A few months later, Bergevin was forced to juke and jive his way out of the Chicago Blackhawks sex scandal. He’d been a member of Chicago’s executive at the time the Kyle Beach scandal went down in 2010.

Robbed of three major talents and carrying the baggage of being a pariah franchise (until Chicago relieved Montreal of that burden), the Canadiens fell face first into the season.

It’s hard not to see this connecting in some way to last week’s decision by Quebec Premier François Legault to strike a committee whose job will be to find ways to resuscitate elite hockey in the province. If your most elite team is getting kicked around most nights, it doesn’t exactly work wonders for national morale.
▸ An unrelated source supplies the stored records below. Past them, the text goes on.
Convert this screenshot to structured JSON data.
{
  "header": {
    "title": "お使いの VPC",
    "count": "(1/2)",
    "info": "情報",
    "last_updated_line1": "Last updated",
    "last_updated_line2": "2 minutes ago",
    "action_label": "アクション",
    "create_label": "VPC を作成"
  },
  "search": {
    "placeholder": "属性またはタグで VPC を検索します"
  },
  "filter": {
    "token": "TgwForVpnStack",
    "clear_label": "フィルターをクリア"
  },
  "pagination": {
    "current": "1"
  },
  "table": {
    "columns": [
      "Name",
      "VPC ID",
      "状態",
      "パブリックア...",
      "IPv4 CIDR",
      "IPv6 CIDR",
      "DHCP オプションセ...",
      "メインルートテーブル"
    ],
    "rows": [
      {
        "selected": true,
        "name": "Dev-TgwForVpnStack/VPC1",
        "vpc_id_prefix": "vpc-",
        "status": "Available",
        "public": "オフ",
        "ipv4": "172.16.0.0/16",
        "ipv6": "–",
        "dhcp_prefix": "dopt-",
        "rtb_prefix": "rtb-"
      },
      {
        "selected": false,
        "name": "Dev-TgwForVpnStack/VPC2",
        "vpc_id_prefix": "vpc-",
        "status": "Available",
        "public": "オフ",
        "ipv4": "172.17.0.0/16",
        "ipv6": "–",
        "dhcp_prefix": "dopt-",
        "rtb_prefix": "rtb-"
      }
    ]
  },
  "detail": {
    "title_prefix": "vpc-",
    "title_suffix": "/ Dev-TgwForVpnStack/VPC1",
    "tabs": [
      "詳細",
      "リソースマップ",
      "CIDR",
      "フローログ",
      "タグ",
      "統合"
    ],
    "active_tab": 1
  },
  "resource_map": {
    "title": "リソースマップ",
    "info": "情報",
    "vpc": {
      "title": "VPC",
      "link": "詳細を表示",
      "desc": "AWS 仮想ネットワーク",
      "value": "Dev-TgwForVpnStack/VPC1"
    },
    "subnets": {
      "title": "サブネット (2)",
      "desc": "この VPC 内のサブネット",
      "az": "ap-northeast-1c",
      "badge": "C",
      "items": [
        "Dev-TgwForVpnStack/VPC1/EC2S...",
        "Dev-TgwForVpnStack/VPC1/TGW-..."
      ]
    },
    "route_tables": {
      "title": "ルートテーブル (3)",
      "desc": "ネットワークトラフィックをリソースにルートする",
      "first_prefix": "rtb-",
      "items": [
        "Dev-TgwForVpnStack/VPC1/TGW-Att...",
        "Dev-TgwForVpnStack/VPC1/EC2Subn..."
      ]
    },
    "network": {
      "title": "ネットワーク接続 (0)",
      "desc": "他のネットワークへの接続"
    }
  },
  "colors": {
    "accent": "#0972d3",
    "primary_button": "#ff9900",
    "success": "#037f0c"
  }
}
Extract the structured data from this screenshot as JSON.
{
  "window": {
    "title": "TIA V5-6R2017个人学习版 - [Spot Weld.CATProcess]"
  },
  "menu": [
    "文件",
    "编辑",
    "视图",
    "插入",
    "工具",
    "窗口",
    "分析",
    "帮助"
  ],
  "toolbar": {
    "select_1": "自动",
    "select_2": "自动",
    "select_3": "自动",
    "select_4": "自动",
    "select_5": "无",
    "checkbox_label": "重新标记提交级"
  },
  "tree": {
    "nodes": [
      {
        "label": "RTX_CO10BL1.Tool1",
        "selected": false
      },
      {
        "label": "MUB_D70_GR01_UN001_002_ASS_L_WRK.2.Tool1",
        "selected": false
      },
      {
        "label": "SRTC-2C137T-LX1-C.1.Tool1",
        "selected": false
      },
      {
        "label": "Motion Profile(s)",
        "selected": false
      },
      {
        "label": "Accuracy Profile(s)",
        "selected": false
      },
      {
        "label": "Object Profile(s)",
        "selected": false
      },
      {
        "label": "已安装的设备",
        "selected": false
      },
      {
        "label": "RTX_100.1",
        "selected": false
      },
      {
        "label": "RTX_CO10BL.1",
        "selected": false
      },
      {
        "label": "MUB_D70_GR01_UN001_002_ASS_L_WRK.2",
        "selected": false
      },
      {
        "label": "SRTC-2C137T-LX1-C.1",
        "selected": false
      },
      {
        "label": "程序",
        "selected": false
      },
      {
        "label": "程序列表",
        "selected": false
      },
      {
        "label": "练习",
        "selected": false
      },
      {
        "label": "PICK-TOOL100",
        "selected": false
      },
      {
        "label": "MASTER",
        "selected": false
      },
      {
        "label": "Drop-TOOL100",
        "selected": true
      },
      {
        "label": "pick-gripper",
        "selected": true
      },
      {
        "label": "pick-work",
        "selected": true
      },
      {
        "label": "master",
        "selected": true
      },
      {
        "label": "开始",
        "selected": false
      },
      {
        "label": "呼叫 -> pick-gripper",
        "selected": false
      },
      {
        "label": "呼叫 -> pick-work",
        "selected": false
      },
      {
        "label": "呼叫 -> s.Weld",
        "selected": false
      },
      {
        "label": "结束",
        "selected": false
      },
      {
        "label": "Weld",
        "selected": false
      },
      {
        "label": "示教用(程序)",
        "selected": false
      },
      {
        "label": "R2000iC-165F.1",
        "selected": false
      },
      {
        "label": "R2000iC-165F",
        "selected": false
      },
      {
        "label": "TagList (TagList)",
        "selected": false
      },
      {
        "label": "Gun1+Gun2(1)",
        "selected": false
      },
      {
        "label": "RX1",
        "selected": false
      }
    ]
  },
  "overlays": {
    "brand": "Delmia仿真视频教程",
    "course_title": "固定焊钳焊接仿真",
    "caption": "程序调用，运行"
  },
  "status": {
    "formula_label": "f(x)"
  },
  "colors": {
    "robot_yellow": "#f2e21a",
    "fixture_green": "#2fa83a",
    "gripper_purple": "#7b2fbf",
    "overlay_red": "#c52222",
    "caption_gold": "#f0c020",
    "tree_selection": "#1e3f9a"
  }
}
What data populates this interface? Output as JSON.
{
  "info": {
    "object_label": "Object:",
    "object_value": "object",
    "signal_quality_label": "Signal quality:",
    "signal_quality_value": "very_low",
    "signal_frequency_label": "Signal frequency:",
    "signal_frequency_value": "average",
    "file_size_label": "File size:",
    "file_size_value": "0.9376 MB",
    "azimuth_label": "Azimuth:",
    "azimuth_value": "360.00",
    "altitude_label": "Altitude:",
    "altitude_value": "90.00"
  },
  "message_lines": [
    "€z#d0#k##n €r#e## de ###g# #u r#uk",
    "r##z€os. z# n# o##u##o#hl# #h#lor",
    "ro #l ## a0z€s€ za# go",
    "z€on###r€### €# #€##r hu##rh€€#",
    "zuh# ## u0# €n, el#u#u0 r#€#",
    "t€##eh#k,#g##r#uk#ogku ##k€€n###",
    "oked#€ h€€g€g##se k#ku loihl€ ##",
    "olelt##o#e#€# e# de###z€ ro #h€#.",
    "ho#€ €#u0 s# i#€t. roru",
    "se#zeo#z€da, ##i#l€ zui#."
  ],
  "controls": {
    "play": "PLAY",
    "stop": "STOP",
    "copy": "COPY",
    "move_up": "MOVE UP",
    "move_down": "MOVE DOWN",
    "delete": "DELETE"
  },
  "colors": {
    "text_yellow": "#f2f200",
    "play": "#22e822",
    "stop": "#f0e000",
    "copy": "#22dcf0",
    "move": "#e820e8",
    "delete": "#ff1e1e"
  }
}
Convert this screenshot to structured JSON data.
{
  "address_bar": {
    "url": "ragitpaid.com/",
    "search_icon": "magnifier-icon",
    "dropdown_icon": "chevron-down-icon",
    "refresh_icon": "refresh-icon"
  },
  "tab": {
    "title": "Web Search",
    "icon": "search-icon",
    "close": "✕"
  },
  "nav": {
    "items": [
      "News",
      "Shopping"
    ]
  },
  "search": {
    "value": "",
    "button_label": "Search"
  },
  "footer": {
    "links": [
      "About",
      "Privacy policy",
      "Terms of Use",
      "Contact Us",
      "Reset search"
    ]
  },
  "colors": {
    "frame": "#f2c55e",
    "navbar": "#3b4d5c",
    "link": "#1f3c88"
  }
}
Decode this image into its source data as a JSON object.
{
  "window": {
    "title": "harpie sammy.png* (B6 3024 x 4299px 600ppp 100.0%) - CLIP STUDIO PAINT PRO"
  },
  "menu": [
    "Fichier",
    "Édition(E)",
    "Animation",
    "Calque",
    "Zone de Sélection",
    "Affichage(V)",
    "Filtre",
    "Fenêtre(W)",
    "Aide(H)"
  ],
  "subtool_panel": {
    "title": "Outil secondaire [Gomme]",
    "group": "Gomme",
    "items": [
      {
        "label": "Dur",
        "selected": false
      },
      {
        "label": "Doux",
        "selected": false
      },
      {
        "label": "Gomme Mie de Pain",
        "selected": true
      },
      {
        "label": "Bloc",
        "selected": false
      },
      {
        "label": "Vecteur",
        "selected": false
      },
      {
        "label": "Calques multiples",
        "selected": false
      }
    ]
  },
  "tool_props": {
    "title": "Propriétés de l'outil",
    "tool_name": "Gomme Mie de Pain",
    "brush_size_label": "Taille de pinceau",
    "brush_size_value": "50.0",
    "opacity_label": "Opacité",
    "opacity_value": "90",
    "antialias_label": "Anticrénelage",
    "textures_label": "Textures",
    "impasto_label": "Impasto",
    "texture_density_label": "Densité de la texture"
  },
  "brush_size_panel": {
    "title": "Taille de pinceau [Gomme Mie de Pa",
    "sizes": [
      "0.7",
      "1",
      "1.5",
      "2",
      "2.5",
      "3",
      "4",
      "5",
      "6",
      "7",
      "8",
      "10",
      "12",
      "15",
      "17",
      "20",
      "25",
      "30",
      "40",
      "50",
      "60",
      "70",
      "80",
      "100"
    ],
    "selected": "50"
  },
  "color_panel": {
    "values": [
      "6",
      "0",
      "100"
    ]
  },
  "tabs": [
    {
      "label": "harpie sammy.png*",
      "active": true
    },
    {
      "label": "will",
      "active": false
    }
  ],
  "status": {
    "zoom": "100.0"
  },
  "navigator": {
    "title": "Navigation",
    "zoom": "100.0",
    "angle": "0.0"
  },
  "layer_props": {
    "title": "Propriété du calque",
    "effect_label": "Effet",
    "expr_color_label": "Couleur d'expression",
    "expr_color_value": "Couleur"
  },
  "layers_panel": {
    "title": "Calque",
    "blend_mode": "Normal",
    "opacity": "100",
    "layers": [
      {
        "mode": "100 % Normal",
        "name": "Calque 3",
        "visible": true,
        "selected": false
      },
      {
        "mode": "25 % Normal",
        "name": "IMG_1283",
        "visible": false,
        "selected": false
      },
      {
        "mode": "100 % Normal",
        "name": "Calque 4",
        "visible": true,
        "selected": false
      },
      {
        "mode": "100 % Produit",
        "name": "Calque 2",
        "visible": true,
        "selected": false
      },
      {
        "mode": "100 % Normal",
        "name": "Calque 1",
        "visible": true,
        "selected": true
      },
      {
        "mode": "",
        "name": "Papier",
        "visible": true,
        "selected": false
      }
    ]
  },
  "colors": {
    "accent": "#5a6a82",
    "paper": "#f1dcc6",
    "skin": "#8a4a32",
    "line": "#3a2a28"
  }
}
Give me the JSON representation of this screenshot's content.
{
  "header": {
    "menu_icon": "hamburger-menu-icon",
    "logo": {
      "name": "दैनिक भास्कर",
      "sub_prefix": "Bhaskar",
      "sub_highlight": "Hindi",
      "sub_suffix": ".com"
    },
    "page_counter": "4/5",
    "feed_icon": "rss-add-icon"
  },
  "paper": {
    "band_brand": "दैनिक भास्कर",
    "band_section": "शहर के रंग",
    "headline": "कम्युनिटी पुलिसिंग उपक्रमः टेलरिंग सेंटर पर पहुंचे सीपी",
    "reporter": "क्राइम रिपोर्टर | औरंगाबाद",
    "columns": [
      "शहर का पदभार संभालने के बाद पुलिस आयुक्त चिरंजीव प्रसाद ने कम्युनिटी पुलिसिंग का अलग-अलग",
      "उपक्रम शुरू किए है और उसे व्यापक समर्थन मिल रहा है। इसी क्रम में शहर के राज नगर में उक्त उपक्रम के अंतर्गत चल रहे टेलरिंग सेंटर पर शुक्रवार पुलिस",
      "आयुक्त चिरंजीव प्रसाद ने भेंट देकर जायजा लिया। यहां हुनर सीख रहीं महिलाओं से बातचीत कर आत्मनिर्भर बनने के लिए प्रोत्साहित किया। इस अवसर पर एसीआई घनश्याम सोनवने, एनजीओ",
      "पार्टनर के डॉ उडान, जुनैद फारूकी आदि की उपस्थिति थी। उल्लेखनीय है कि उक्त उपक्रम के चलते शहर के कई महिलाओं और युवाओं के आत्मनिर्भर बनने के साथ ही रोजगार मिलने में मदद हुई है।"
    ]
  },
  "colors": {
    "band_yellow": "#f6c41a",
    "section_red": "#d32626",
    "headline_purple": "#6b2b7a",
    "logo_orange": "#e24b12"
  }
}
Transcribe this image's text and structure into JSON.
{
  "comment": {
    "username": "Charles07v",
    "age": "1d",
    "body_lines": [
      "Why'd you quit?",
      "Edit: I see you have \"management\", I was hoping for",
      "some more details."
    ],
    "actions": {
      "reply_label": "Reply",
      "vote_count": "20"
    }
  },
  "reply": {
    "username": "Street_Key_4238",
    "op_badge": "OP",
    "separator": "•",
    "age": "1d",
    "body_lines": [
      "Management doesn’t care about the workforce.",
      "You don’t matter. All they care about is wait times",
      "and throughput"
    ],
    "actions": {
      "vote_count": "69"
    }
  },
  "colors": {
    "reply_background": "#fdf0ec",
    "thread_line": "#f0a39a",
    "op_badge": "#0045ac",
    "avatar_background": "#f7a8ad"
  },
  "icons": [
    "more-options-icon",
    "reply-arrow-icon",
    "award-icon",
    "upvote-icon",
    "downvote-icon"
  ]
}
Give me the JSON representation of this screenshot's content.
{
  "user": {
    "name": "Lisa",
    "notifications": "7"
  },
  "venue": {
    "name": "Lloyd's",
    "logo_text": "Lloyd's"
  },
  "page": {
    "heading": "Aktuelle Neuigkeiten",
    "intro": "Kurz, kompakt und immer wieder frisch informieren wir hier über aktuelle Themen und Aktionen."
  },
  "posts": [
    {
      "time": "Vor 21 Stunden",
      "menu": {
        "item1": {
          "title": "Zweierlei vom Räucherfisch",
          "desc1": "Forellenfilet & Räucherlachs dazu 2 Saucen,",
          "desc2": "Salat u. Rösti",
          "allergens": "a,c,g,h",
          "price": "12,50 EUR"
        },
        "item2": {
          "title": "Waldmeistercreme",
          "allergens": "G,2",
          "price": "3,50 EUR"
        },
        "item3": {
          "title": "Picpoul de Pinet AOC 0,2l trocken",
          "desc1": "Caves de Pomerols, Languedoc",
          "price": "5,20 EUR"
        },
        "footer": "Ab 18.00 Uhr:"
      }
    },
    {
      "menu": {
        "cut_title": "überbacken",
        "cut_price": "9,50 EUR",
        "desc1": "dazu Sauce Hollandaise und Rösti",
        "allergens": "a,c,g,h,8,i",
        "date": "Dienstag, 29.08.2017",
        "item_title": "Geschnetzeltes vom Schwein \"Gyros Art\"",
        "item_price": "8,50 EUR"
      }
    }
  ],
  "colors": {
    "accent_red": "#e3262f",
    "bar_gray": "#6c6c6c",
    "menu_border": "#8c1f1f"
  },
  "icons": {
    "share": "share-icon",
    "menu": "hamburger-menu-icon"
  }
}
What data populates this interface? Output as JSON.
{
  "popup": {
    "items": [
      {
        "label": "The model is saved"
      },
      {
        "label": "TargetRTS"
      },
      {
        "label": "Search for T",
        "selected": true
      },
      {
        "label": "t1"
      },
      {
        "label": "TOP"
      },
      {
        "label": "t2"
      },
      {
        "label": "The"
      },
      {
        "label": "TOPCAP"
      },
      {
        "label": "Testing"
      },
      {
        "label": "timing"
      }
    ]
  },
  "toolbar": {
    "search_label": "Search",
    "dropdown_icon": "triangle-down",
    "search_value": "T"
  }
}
Though not yet declared dead, the management corpse began twitching on Saturday. Out of nowhere, Bergevin’s long-time consigliere, Scott Mellanby, quit. One can surmise the butterfly effect at work here.

If Bergevin had decided not to return to the Canadiens this year, that would have put Mellanby in position to take over his job. That might have persuaded Mellanby to pass on interviewing for GM jobs elsewhere.

Then the Canadiens went on their unlikely run at the Cup.

That might have led to everyone looking foolish once Bergevin decided to stay. Which would look even more foolish when the wheels started coming off l’autobus.

A sudden reversal of hockey fortune might nudge Montreal ownership to start looking around for someone to replace and/or ride herd over Bergevin. Say, a director of hockey ops. Say, someone who looks more like Jeff Gorton than Scott Mellanby. Which in turn might lead to Mellanby quitting in a huff.

All that we know for sure is that Montreal’s leadership was fatally compromised on Saturday by Mellanby’s departure. The Canadiens’ proposed fixes for a problem that was not yet official had already started leaking all over the internet. By Sunday, starting over must have seemed as though it were the only option.

If the Canadiens were steady losers who hadn’t made a surprise final, this changeover could have happened in orderly fashion. If the team’s crap and has always been crap, who cares? It can be crap for a while longer.

Now the succession is moving like an out-of-control satellite. What masochist would want Bergevin’s old job, knowing the guy it may have been promised to chose to run himself out of town rather than stay and put up with any more of this nonsense?

The longer it takes to find a new GM, the longer Montrealers get to cogitate the fact that their team is being run by a guy from Massachusetts.

Stanley Cup finalists four months ago, the Canadiens are currently one bad week from being dead last in the NHL. More important, they don’t look as though they’re going to be much better any time soon.

But as bad as things were, they are worse now.

While losing is the proximate cause of all these problems, unexpected winning created a situation where losing (which the Bergevin and the Canadiens had been doing for years) could cause such panic.

That would make Montreal the victims of Newtonian physics – because for every action, there is an equal and opposite reaction.